O útero
O útero
O útero é o berço primeiro
O argumento da vida, a divindade da mulher.
E a mulher é a deusa da maçã
Do arquipélago interno
Onde flutuam vidas, enigmas e dores.
As dores são as respostas acre
Para as lutas incautas, para a sobrevivência pungente.
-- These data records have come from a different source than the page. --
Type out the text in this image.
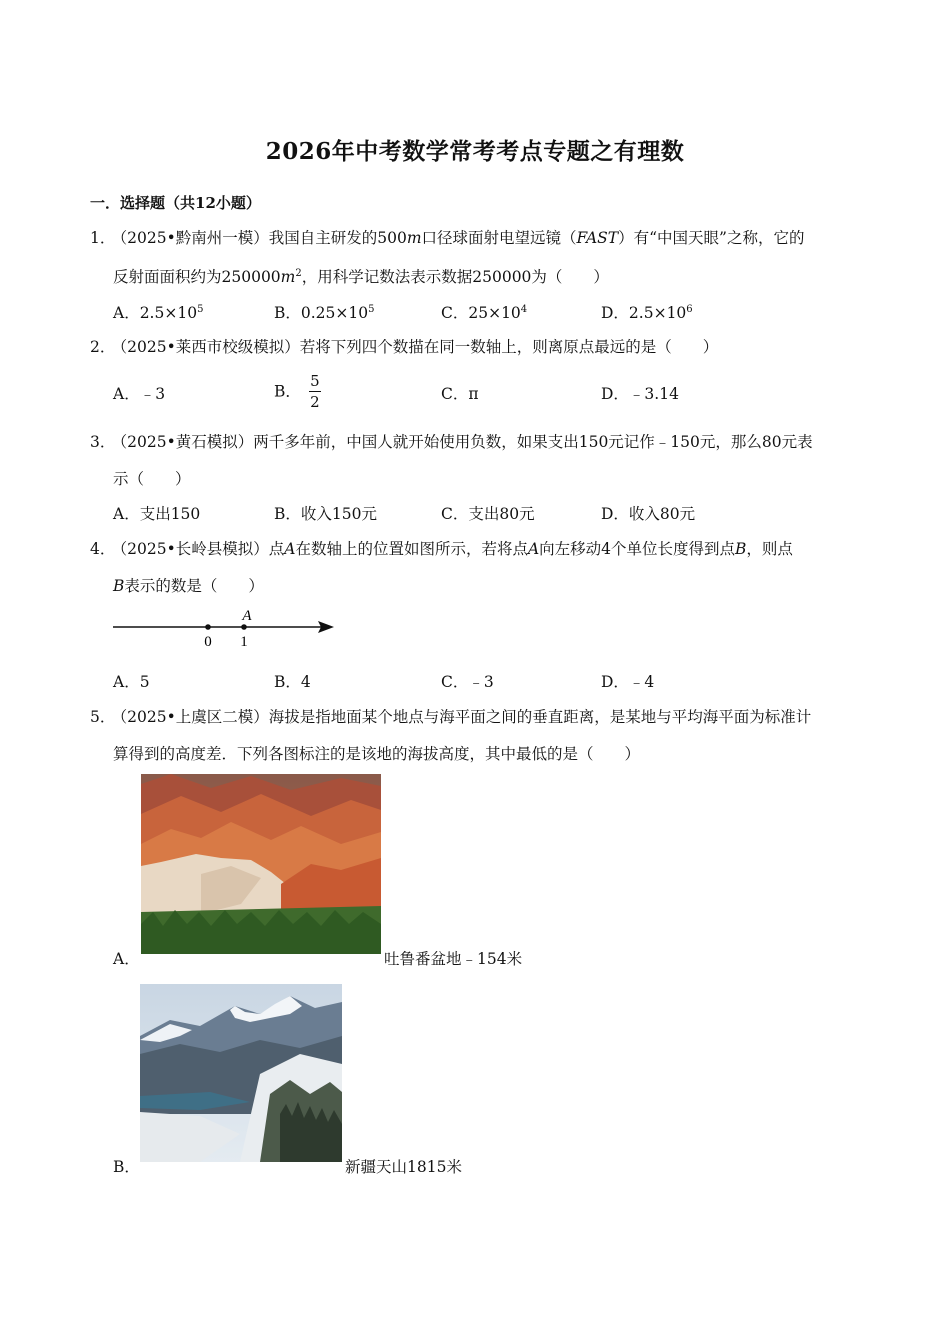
2026年中考数学常考考点专题之有理数
一．选择题（共12小题）
1． （2025•黔南州一模）我国自主研发的500m口径球面射电望远镜（FAST）有“中国天眼”之称，它的
反射面面积约为$250000m^2$，用科学记数法表示数据250000为（　　）
A．$2.5\times 10^5$	B．$0.25\times 10^5$	C．$25\times 10^4$	D．$2.5\times 10^6$
2． （2025•莱西市校级模拟）若将下列四个数描在同一数轴上，则离原点最远的是（　　）
A．﹣3	B． $\frac{5}{2}$	C．π	D．﹣3.14
3． （2025•黄石模拟）两千多年前，中国人就开始使用负数，如果支出150元记作﹣150元，那么80元表
示（　　）
A．支出150	B．收入150元	C．支出80元	D．收入80元
4． （2025•长岭县模拟）点A在数轴上的位置如图所示，若将点A向左移动4个单位长度得到点B，则点
B表示的数是（　　）
0 1
A
A．5	B．4	C．﹣3	D．﹣4
5． （2025•上虞区二模）海拔是指地面某个地点与海平面之间的垂直距离，是某地与平均海平面为标准计
算得到的高度差．下列各图标注的是该地的海拔高度，其中最低的是（　　）
A．	吐鲁番盆地﹣154米
B．	新疆天山1815米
Um bicho indomesticável, que não se dobra
Que não vive de sobras.
A mulher tem útero para jorrar vida
Para jorrar sangue
Para jogar fora o que lhe denuncia.
Ela é maré alta, é onda violenta espumando
Não se quebra, não enquanto é vida.
Querê-la é insuficiente querela
Ela é dela, do filho, do jato rubro e quente
De onde jorra sua maldição e sua força.
O útero é sua barriga.
E a mulher já nasce serpente
Cerca, abraça, protege, acaricia.
Ama!
Ama mais que pode, mais que é permitido amar
Ama como se o amor estivesse por terminar
Abraça para sufocar, o que lhe rebenta o ventre
O que lhe santifica. O que lhe suaviza a vida!
Mas o útero também gera o fruto
Da decadência, do espúrio, do estupro
E nem assim ela deixa de se santificar.
A mulher está acima do útero
O útero é a caixinha de segredos de uma mulher
Homens podem lhe visitar quando ela quer
Mas homens não lhe dominam, não lhe sabem
Ela tem mistérios mais profundos
Que sua caixa de pandora pondera.
O útero é seu regalo, regaço, regato.
É sua benesse que a favorece na divindade
É seu colo onde afaga os seus e a si própria
É de onde jorra a sua fonte de saberes.